Based on this insight into the mechanisms of cartilage growth, we developed a culture systems to improve tissue functional properties. Modeling analysis indicated two novel routes for improving tissue mechanics: either through 1) reducing the swelling response (synthesis and deposition) of proteoglycans or 2) enhancing and reinforcing the newly synthesized collagen to prevent disruptions brought on by tissue swelling. We developed a cage culture system for resisting the swelling pressure of deposited proteoglycans and reenforcing the deposition of new collagens. Using this cage system, we grew tissue constructs with enhanced functional properties using two separate scaffold systems – agarose and a cartilage-derived matrix hydrogel – suggesting this mechanism of growth is fundamental to engineered cartilage development.

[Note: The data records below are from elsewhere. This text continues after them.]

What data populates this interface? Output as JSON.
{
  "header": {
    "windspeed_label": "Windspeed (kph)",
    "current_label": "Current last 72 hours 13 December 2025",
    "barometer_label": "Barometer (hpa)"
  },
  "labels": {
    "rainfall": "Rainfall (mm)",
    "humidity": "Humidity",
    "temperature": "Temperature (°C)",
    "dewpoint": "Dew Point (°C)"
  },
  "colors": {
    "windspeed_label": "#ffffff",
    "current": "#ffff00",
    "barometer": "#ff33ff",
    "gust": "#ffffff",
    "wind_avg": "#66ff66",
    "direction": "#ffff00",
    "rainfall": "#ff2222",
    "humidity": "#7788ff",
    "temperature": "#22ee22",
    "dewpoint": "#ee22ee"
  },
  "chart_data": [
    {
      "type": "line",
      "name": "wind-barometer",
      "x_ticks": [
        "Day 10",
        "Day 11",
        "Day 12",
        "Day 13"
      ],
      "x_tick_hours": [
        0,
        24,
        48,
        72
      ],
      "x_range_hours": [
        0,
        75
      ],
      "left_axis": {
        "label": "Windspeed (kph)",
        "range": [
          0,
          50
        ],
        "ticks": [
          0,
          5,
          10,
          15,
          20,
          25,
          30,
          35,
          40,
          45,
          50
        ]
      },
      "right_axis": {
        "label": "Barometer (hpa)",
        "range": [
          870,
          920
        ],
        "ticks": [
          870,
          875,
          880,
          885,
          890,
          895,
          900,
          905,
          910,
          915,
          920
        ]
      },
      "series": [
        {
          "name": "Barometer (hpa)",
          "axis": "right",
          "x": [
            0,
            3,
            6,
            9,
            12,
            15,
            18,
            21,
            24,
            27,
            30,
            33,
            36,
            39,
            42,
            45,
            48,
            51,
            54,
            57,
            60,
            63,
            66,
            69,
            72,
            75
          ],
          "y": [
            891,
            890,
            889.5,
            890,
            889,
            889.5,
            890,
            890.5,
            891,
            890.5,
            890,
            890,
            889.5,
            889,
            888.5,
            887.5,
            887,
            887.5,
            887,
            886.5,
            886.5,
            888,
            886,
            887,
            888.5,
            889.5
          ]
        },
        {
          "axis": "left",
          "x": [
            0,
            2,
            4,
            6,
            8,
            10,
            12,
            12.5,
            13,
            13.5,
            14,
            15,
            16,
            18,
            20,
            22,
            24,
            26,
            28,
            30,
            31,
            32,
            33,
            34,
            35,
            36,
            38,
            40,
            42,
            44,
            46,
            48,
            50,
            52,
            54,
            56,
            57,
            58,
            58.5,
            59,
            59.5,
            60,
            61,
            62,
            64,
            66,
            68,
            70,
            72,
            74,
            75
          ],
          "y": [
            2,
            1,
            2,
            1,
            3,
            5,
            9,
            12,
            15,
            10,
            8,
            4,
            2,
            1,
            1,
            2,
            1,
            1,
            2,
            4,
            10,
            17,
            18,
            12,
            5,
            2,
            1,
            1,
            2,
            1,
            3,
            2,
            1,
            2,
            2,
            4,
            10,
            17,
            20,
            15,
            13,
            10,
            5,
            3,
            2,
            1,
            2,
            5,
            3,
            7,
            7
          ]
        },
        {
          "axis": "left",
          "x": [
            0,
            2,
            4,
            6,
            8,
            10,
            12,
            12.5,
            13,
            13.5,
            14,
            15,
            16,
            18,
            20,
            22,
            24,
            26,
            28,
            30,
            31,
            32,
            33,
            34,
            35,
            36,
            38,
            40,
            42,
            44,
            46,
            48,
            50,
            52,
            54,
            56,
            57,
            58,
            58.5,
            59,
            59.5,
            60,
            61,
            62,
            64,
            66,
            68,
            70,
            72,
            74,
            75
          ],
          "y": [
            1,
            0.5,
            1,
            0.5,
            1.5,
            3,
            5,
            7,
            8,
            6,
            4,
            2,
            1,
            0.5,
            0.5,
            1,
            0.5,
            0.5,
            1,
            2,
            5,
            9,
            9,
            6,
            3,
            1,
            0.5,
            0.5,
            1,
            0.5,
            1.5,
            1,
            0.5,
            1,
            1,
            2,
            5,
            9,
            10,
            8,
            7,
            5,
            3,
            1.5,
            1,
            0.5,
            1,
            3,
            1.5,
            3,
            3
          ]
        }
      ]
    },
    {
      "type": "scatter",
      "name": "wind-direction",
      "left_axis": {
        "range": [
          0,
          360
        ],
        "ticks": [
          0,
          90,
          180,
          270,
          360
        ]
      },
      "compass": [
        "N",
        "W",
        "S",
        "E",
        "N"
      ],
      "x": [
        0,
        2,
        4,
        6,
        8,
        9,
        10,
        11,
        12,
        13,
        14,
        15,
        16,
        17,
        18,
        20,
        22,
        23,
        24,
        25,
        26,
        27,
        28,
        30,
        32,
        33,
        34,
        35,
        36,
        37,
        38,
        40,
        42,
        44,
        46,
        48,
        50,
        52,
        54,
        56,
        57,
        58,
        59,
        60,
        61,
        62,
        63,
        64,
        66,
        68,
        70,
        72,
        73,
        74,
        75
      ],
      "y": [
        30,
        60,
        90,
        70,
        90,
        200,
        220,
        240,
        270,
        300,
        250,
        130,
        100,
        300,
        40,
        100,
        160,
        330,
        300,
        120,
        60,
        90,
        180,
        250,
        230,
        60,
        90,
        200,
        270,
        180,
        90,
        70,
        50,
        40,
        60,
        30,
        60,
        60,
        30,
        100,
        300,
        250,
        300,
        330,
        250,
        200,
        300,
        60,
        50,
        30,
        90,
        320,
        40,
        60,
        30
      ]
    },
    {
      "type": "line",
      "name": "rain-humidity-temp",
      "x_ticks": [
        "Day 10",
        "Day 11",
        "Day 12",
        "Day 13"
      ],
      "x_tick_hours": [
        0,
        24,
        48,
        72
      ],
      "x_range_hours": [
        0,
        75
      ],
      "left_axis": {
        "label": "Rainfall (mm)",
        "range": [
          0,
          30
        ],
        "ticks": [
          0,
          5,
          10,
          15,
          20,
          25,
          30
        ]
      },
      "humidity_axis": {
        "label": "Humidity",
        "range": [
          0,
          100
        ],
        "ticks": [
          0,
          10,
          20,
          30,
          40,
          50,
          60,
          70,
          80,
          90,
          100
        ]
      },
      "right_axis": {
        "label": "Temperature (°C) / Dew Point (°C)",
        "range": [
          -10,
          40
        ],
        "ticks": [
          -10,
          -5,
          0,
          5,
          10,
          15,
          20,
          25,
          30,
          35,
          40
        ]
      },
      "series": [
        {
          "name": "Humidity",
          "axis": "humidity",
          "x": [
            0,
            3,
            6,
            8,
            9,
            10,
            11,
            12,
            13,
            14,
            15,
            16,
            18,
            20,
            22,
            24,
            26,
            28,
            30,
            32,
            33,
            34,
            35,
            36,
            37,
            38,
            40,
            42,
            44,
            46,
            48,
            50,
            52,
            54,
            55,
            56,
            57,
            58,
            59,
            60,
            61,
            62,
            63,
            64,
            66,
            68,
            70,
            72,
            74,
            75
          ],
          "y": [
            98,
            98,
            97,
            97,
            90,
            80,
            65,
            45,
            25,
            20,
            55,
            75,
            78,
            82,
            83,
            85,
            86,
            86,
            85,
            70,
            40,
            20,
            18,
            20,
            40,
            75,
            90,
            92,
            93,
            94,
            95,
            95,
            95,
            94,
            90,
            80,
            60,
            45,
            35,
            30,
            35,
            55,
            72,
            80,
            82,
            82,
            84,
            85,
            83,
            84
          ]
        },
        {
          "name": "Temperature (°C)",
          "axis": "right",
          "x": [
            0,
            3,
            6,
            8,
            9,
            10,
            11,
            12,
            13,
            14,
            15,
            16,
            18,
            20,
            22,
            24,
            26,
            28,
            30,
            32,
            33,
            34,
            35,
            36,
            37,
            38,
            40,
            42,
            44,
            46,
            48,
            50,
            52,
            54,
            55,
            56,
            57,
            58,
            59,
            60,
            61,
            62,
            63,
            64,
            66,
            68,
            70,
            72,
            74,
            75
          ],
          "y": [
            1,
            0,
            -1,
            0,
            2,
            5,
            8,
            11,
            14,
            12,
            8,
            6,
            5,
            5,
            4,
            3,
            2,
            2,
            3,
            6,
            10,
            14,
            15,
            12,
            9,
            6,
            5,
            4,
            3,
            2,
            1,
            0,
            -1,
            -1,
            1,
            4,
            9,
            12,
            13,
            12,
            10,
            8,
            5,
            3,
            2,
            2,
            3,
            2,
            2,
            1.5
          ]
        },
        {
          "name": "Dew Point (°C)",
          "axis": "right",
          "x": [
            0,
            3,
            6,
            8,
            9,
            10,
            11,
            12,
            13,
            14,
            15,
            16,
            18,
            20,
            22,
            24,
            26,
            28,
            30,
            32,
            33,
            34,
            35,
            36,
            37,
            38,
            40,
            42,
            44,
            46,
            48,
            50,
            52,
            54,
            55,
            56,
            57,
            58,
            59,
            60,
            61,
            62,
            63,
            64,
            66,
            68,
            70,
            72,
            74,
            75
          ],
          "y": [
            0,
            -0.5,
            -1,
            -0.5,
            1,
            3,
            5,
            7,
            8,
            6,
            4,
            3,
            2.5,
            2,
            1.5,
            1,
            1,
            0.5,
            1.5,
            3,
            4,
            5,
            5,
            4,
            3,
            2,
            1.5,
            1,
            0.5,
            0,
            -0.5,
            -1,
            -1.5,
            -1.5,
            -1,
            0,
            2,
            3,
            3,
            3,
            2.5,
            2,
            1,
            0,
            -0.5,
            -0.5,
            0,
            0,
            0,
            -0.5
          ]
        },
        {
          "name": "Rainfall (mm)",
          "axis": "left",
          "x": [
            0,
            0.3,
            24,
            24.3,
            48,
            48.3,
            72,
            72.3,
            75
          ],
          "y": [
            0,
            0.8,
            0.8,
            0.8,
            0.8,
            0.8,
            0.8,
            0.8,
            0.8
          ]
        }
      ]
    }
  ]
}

This work has generated a novel paradigm towards engineering cartilage constructs using biomimetic strategies. Performing simulations with the validated, computational growth models allowed anatomically-sized cartilage constructs to grow into the largest, homogeneous cartilage constructs grown to date. Models presented a new level of insight into the nutrient demands of developing tissues, allowing for the first time the successful development of large tissue constructs grown with developmentally physiologic cell seeding densities. In this way, tissue constructs growth followed a biomimetic approach, based on the high cell densities and cartilage canals and vasculature present during fetal cartilage development. Adequate nutrition led to high levels of tissue growth not previously experienced in vitro, a result of adequately nourishing primary chondrocytes, a cell type which preferentially deposits proteoglycans over collagen. We therefore developed a cage-based growth system to resist the proteoglycan-induced tissue swelling in a manner similar to the fetal development of cartilage where the resident cells synthesize more collagens than proteoglycans. Together, the use of nutrient growth models, high cell seeding densities, and culture systems to strengthen the collagen-framework of de novo cartilage proved beneficial for engineering anatomically-sized cartilage constructs. The fundamental mechanisms identified here are likely to be universal across a number of engineered cartilage systems and will be adapted to more clinicallyrelevant cell sources in future our work.